AC/DC optimal power flow and techno-economic assessment for hybrid microgrids: TIGON CEDER demonstrator
Alejandro Martín-Crespo, Alejandro Hernández-Serrano, Óscar Izquierdo-Monge, Paula Peña-Carro, Ángel Hernández-Jiménez, Fernando Frechoso-Escudero, Enrique Baeyens
TL;DR
This work develops and validates an AC/DC optimal power flow method for hybrid microgrids alongside a KPI-based techno-economic assessment, enabling simultaneous feasibility analysis and long-term viability evaluation. The method supports four objective functions to tailor operation toward losses, voltage stability, costs, or maximum generation, and is implemented in Python using CasADi and Ipopt.
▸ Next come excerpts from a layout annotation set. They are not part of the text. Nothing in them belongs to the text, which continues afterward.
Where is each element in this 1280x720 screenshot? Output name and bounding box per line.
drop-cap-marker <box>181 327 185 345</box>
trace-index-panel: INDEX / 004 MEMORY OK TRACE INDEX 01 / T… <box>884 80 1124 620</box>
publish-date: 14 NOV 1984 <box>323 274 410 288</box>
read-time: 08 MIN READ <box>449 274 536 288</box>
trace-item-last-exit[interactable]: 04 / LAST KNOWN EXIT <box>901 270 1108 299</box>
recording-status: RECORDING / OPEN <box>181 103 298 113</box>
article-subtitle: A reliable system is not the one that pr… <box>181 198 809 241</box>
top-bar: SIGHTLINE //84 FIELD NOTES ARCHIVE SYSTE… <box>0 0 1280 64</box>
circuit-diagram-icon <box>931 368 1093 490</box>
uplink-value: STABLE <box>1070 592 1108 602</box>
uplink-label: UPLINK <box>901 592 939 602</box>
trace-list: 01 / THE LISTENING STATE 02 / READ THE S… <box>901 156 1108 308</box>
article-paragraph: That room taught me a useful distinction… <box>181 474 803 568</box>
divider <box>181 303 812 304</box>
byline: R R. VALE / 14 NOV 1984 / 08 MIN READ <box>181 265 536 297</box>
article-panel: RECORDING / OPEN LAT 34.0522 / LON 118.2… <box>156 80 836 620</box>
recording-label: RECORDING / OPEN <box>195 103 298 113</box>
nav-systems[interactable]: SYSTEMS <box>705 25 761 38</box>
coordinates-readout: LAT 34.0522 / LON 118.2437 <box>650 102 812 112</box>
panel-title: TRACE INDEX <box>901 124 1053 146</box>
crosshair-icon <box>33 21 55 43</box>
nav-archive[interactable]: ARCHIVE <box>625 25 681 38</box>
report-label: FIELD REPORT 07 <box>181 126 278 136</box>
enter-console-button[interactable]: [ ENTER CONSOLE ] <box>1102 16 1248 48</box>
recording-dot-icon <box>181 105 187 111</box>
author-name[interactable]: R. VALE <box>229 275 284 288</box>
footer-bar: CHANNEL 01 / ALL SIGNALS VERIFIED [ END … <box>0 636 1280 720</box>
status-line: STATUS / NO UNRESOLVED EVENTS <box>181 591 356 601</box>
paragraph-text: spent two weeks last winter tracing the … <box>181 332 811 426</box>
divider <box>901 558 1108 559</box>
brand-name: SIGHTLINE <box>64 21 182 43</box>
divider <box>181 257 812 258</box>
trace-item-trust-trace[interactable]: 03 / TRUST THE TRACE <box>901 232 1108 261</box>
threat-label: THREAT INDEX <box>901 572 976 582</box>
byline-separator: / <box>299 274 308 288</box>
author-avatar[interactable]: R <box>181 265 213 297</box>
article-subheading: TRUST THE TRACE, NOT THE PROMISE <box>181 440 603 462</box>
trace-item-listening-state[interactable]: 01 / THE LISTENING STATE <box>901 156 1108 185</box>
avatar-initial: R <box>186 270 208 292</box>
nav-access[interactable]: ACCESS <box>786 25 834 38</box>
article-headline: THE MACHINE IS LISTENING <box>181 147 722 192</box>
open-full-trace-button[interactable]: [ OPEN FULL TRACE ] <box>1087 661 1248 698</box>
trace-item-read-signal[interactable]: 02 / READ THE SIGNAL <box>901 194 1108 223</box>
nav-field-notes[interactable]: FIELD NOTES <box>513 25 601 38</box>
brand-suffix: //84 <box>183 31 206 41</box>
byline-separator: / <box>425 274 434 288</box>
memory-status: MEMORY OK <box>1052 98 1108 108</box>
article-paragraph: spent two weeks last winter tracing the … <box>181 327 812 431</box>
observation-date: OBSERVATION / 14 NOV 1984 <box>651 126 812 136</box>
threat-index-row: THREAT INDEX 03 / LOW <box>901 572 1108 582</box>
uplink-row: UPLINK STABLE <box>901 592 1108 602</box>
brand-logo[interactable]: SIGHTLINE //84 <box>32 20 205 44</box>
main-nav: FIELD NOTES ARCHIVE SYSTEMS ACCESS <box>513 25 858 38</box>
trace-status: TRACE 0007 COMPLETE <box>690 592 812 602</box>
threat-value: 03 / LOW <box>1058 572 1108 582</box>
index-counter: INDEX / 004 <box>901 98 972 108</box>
Validation on the TIGON CEDER demonstrator shows close agreement between simulated and measured values, confirming model fidelity. Among four techno-economic scenarios, virtual-battery flexibility delivers the best profitability, highlighting the value of market participation for flexibility in enabling higher renewable penetration and lower emissions.
Abstract
In the recent years, the interest in electric direct current (DC) technologies (such as converters, batteries, electric vehicles, etc.) is increasing due to its potential on energy efficiency and sustainability. However, the vast majority of electric systems and networks are based on alternating current (AC), as they also have certain advantages regarding cost-effective transport and robustness. In this paper, an AC/DC optimal power flow method for hybrid microgrids and several key performance indicators (KPIs) for its techno-economic assessment are presented. The combination of both calculations allows users to clearly determine the viability of their hybrid microgrids. AC/DC networks have been modelled considering their most common elements. For the power flow method, a polynomial optimisation is formulated considering four different objective functions: the minimisation of energy losses, voltage deviation and operational costs, and also the maximisation of the microgrid generation. The power flow method and the techno-economic analysis have been implemented in Python and validated in the Centro de Desarrollo de Energías Renovables (CEDER) demonstrator for TIGON. The results show that the calculated power flow variables and the ones measured at CEDER are practically the same. In addition, the KPIs have been obtained and compared for four operating scenarios: baseline, no battery, battery flexibility and virtual battery (VB) flexibility. The last one result in the most profitable option.